Bnny’s debut, Everything, was written in the face of tragedy, following the death of Viscius’ partner, fellow Chicago musician Trey Gruber. It was a raw, honest album whose songs seemed to emanate from Viscius like a personal climate. And while those songs have not lost an ounce of their power, performing them every night live across the US and Europe made for a new and different kind of exhaustion. It’s hard to access your grief all the time; it’s even harder to share it. “I wanted to make songs that are exciting to play—songs that make me feel happy,” Viscius says. “This album is about love after loss, getting older, and just trying to have fun with a broken heart.”

 

One Million Love Songs was written in the wake of a breakup that prompted a period of deep introspection and a grappling with her own self-destructive tendencies. Many of the songs here take it as a given that love will end. There are one million ways to approach love, one million ways to experience love, one million ways in which love shapes both the course of our lives and how we choose to navigate that course.

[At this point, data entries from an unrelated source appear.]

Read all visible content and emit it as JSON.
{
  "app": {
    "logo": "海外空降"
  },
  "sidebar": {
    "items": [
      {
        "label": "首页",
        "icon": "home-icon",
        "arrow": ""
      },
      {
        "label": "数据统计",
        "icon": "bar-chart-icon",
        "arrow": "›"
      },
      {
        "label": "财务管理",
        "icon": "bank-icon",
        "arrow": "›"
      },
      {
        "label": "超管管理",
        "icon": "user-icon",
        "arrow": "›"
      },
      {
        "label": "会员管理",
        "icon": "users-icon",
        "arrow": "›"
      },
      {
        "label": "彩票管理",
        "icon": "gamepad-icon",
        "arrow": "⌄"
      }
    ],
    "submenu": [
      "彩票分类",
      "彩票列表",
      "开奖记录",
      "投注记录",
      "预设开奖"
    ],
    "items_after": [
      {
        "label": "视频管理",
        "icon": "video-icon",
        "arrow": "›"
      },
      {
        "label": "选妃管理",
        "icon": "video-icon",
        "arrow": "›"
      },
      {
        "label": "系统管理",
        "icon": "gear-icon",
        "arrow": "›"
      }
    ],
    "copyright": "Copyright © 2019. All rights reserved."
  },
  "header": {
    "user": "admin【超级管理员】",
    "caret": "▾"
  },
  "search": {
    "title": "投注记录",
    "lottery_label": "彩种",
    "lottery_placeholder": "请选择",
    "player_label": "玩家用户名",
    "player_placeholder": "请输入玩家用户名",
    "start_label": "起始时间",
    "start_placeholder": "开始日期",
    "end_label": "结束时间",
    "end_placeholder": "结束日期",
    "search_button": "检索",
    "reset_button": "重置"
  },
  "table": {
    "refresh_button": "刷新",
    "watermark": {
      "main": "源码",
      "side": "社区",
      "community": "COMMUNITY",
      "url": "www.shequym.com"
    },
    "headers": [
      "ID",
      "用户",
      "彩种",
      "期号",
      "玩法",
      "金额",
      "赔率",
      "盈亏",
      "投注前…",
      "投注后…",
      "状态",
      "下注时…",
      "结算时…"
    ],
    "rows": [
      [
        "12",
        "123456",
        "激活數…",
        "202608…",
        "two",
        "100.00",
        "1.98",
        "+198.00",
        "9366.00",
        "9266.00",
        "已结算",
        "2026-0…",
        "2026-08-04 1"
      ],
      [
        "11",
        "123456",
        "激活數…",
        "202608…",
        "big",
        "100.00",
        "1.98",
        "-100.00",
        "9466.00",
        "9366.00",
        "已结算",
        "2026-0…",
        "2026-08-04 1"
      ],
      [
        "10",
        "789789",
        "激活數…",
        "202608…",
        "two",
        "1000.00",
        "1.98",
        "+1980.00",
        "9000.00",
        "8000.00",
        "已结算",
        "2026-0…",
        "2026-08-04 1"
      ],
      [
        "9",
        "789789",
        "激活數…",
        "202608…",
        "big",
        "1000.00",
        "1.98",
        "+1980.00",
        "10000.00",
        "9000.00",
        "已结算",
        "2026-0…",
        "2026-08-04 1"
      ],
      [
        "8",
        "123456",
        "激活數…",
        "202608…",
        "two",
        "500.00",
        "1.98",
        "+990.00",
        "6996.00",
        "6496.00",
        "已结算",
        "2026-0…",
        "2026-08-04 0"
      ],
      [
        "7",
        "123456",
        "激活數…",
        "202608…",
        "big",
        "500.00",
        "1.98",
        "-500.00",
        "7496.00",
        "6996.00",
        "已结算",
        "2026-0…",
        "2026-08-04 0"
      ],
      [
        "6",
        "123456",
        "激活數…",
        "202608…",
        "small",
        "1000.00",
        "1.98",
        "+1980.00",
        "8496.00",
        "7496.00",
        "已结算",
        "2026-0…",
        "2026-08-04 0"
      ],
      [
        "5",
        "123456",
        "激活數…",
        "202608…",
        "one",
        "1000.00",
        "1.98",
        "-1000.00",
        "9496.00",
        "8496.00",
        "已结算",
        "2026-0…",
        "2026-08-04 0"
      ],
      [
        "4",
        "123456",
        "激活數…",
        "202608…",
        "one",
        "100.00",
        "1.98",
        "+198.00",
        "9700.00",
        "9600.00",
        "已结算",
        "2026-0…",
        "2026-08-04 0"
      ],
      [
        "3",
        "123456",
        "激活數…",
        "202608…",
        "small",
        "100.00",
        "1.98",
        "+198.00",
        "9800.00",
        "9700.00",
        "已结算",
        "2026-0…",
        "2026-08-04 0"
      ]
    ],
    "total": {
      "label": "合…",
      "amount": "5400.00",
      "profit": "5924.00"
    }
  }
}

On her second album, Bnny’s Jessica Viscius looks love square in its many eyes and describes, with self-awareness and humor, not only what she sees, but what it makes her feel. Deep romantic love, breathy lust, generous self-love—and their opposites, self-loathing, resentment, disappointment—all make appearances on One Million Love Songs.

 

As with Everything, Bnny is primarily Viscius’ solo project, with assistance from her twin sister Alexa Viscius and a rotating cast of friends. The cover is a photo Alexa took of Jess while they were backpacking in Alaska. It’s an image that exists out of time, like the love song itself—songs that will always be relevant because people will always find themselves drawn to and apart from one another, with the millions and millions of complications those movements bring. The idea is to embrace all of it while remembering that everything passes. It seems instructive that the last thing Viscius sings on this album is “No one loves me anymore.” It seems equally instructive that she sounds completely free.